1. "Q. And tell us what happened, if anything, following the statement that you have just read there out of that memorandum. Read that again. A. Do you love America enough to fight for it?
"Q. All right; then what happened, and what did you say if anything, in answer to that question? A. I told them that I loved America as the best form of Government in this present system of things, but being a minister of the Gospel and the Bible declaring that the Christian should be neutral towards the governments of the world, then I could not love America (enough) to fight for it, because it is contrary to the Scriptures; I told them that.
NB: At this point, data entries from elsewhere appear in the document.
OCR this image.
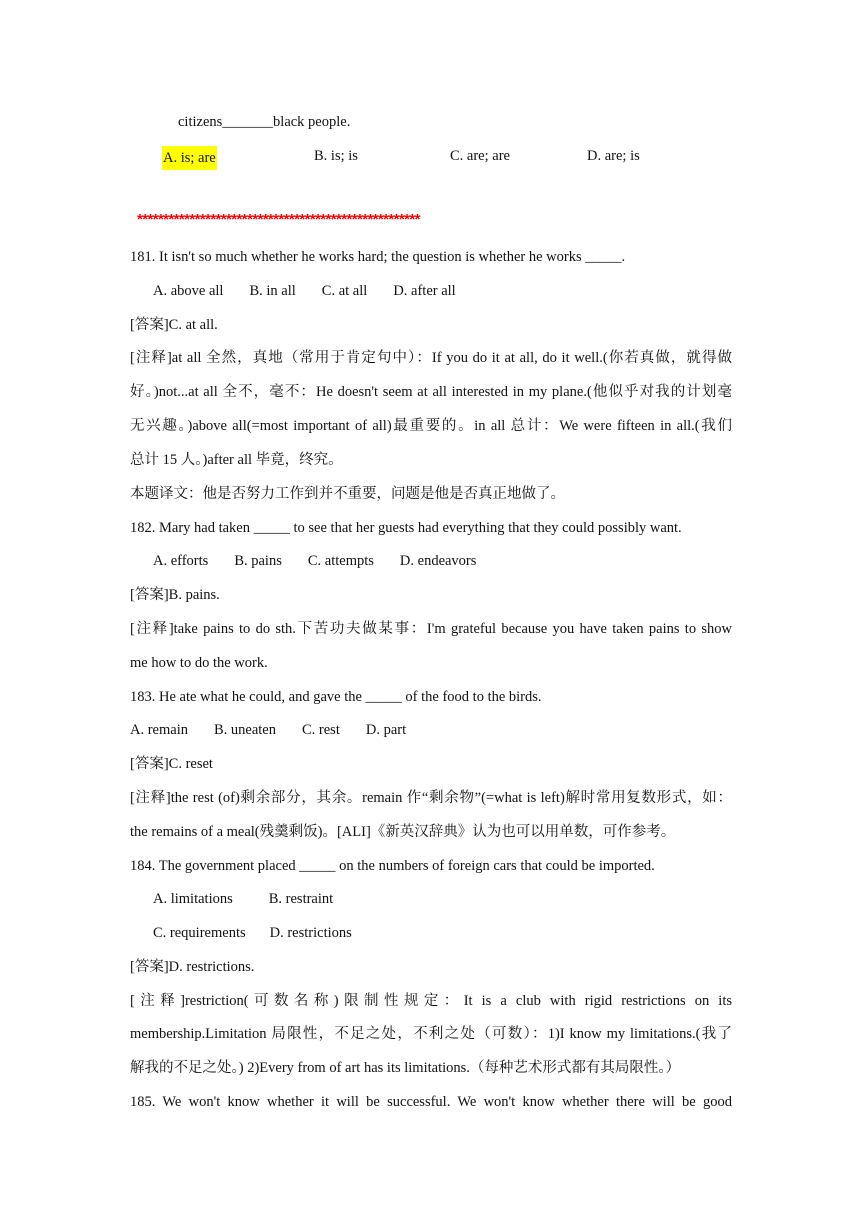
citizens_______black people.
A. is; are	B. is; is	C. are; are	D. are; is
******************************************************
181. It isn't so much whether he works hard; the question is whether he works _____.
A. above all B. in all C. at all D. after all
[答案]C. at all.
[注释]at all 全然，真地（常用于肯定句中）：If you do it at all, do it well.(你若真做，就得做
好。)not...at all 全不，毫不：He doesn't seem at all interested in my plane.(他似乎对我的计划毫
无兴趣。)above all(=most important of all)最重要的。in all 总计：We were fifteen in all.(我们
总计 15 人。)after all 毕竟，终究。
本题译文：他是否努力工作到并不重要，问题是他是否真正地做了。
182. Mary had taken _____ to see that her guests had everything that they could possibly want.
A. efforts B. pains C. attempts D. endeavors
[答案]B. pains.
[注释]take pains to do sth.下苦功夫做某事：I'm grateful because you have taken pains to show
me how to do the work.
183. He ate what he could, and gave the _____ of the food to the birds.
A. remain B. uneaten C. rest D. part
[答案]C. reset
[注释]the rest (of)剩余部分，其余。remain 作“剩余物”(=what is left)解时常用复数形式，如：
the remains of a meal(残羹剩饭)。[ALI]《新英汉辞典》认为也可以用单数，可作参考。
184. The government placed _____ on the numbers of foreign cars that could be imported.
A. limitations B. restraint
C. requirements D. restrictions
[答案]D. restrictions.
[注释]restriction(可数名称)限制性规定：It is a club with rigid restrictions on its
membership.Limitation 局限性，不足之处，不利之处（可数）：1)I know my limitations.(我了
解我的不足之处。) 2)Every from of art has its limitations.（每种艺术形式都有其局限性。）
185. We won't know whether it will be successful. We won't know whether there will be good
"Q. All right; what else did you tell them? A. I told them that the Bible definitely stated that all people who are going to gain life must put their following to Christ Jesus, and I told them since I am a follower of Christ Jesus that I too must be neutral towards the world, because the Bible says — I told them that the Bible says, John 18th Chapter, that Christ Jesus' Kingdom is not in this world, and since his Kingdom is not of this world, then his servants should be neutral.
"Q. And what else did you say? A. I told them that the Kingdom, that Christ Jesus said, that is not of this world is the Kingdom that is established in Heaven under Christ Jesus, and that he is the head of this Kingdom, and that all of the Christians look forward to the Kingdom as being man's only hope, and so I being a minister I was advocating that Kingdom and recommending this Kingdom to all people who would like to live forever in the new world, and then I told them that in this new world there would be no sickness nor death or wars, or things that cause people to suffer, but that all people will enjoy peace and happiness, not living in fear of one another, whether they are going to come take their land, their home, or their property, and so forth, and then I told them that the Bible says in the Book of Micah that every man should sit in his vineyard and under his fig tree and that none should make them afraid. Of course, then I told them that this would not be accomplished by no men, but that this would be accomplished by Jehovah God. And then I began to tell them some other things. I told them that as ambassador, the Apostle Paul told Timothy — (* * * Colloquy between court and counsel.)
"Q. Now, go ahead and tell us what else you told that local board about your ministerial status and how you preached and the number of hours and the secular work you did and all that sort of thing. A. I told them that the Apostle Paul admonished Timothy being a soldier of Christ that he could not entangle himself with the affairs of this world, and then I told them that that (sic) being a minister of the gospel and being neutral in this world that I put in three hundred hours a month in preaching and that that is more than many of the `religious' clergymen devote to their congregation and go to their congregations and preach on Sundays do. Of course, after finishing telling them about this, (Emphasis supplied) then the members of the draft board says, `We do not even want to talk with you any more. We are going to put you in class I-A,' and then one of the draft board members asked the clerk, one of the clerks there, `When are you going to induct him,' and then the clerk told him, `A date in the very near future,' and then one of the draft board men said, "That's good. We don't want to talk to him any more.'
"Q. And were you prepared to show that draft board that your secular work in no way prevented you from putting your 300 hours a month in your ministerial work? A. Yes, I was.
"Q. And did you want to try to show them that? A. I wanted to.
"Q. And did you want to show them that the secular work was altogether incidental to your main job of preaching that required 300 hours a month? A. Yes, I did.
"Q. And did you go there prepared to show them that you were authorized by your organization to preach sermons from the pulpit? A. Yes, sir, I did.
"Q. And did you go there prepared to show them that you were authorized to perform the ceremony of baptism and to bury people? A. Yes, sir, I did.
"Q. And did you have an opportunity to discuss that? A. No, sir; they did not want to discuss it any more.
"Q. They said they didn't want to hear you any more? A. Didn't want to hear me any more.
"Q. Then, of course, you left; is that correct? A. Yes, sir, that is correct."